1 files changed, 273 insertions, 3 deletions

diff --git a/makima/src/db/repository.rs b/makima/src/db/repository.rs
index 12d5e4d..e58f58c 100644
--- a/makima/src/db/repository.rs
+++ b/makima/src/db/repository.rs
@@ -35,6 +35,8 @@ pub enum RepositoryError {
         /// The actual current version in the database
         actual: i32,
     },
+    /// Caller-facing precondition failure (wrong status, etc.).
+    Validation(String),
 }
 
 impl From<sqlx::Error> for RepositoryError {
@@ -54,6 +56,7 @@ impl std::fmt::Display for RepositoryError {
                     expected, actual
                 )
             }
+            RepositoryError::Validation(msg) => write!(f, "Validation error: {}", msg),
         }
     }
 }
@@ -6038,11 +6041,16 @@ pub async fn mark_directive_document_shipped(
 /// Archive a directive document. Sets status = 'archived' and stamps
 /// archived_at = NOW(). Idempotent — archiving an already-archived doc
 /// re-stamps archived_at and bumps version.
+///
+/// If the archived contract was `active`, the next-up `queued` contract
+/// in the same directive auto-promotes to `active` (sequential queue).

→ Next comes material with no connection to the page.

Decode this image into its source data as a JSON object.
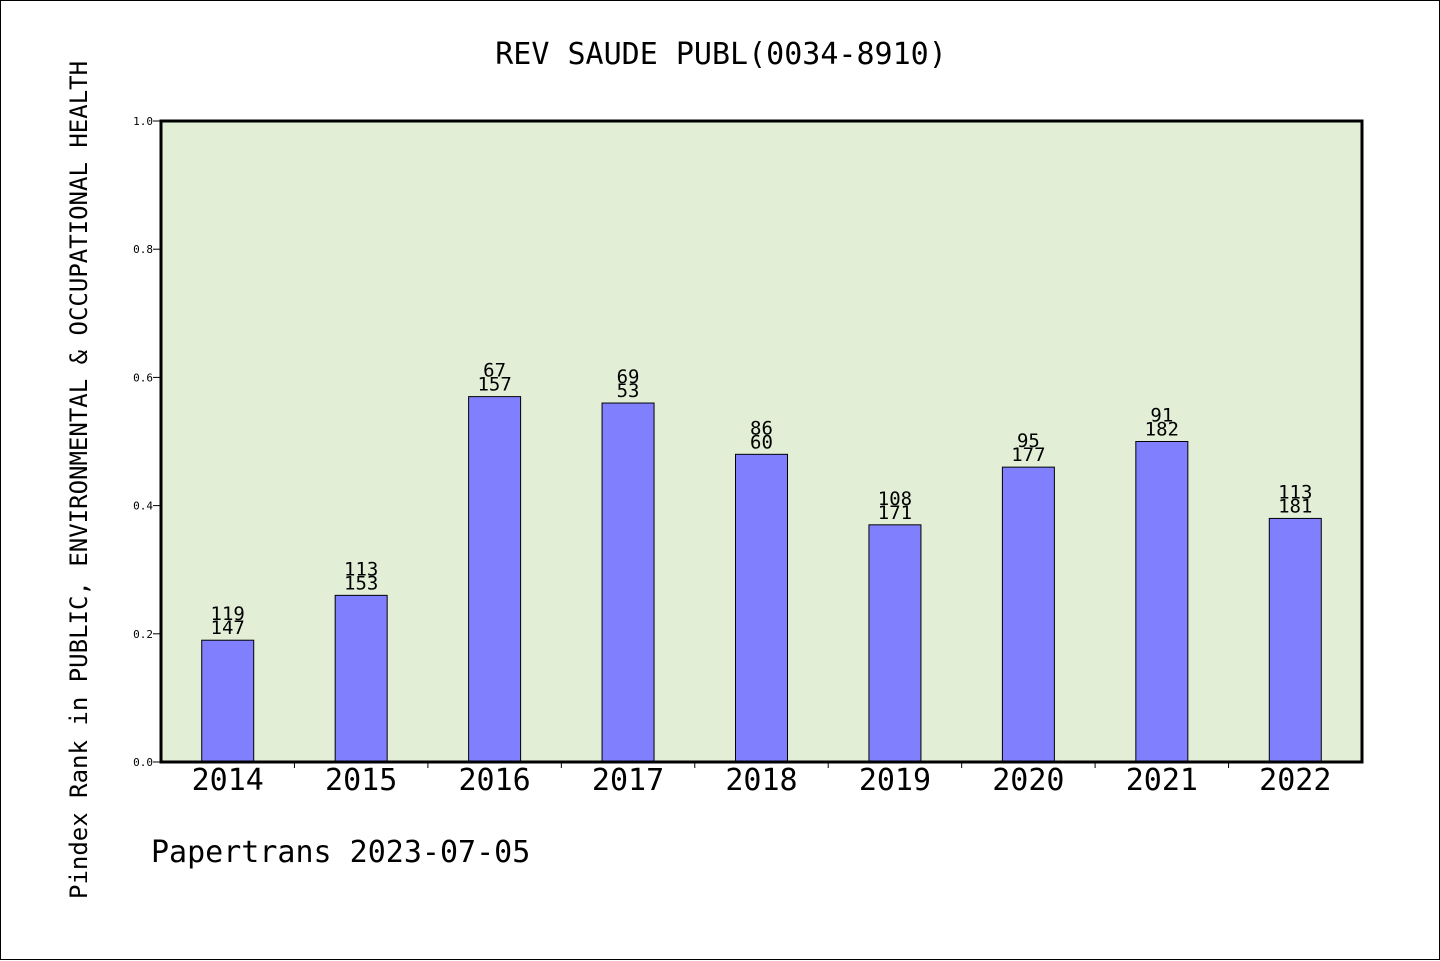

 pub async fn archive_directive_document(
     pool: &PgPool,
     document_id: Uuid,
 ) -> Result<Option<DirectiveDocument>, sqlx::Error> {
-    sqlx::query_as::<_, DirectiveDocument>(
+    let mut tx = pool.begin().await?;
+
+    let archived = sqlx::query_as::<_, DirectiveDocument>(
         r#"
         UPDATE directive_documents
         SET status = 'archived',
@@ -6054,8 +6062,270 @@ pub async fn archive_directive_document(
         "#,
     )
     .bind(document_id)
-    .fetch_optional(pool)
-    .await
+    .fetch_optional(&mut *tx)
+    .await?;
+
+    if let Some(ref doc) = archived {
+        promote_next_queued_contract(&mut tx, doc.directive_id).await?;
+    }
+
+    tx.commit().await?;
+    Ok(archived)
+}
+
+// ============================================================================
+// Lifecycle transitions: start / pause / complete / unlock
+//
+// The lifecycle is `draft → queued → active → shipped → archived`. At most
+// one contract per directive sits in `active` at a time — the queue is
+// serialised because a directive owns a single shared worktree. Helpers
+// below enforce that invariant in SQL transactions.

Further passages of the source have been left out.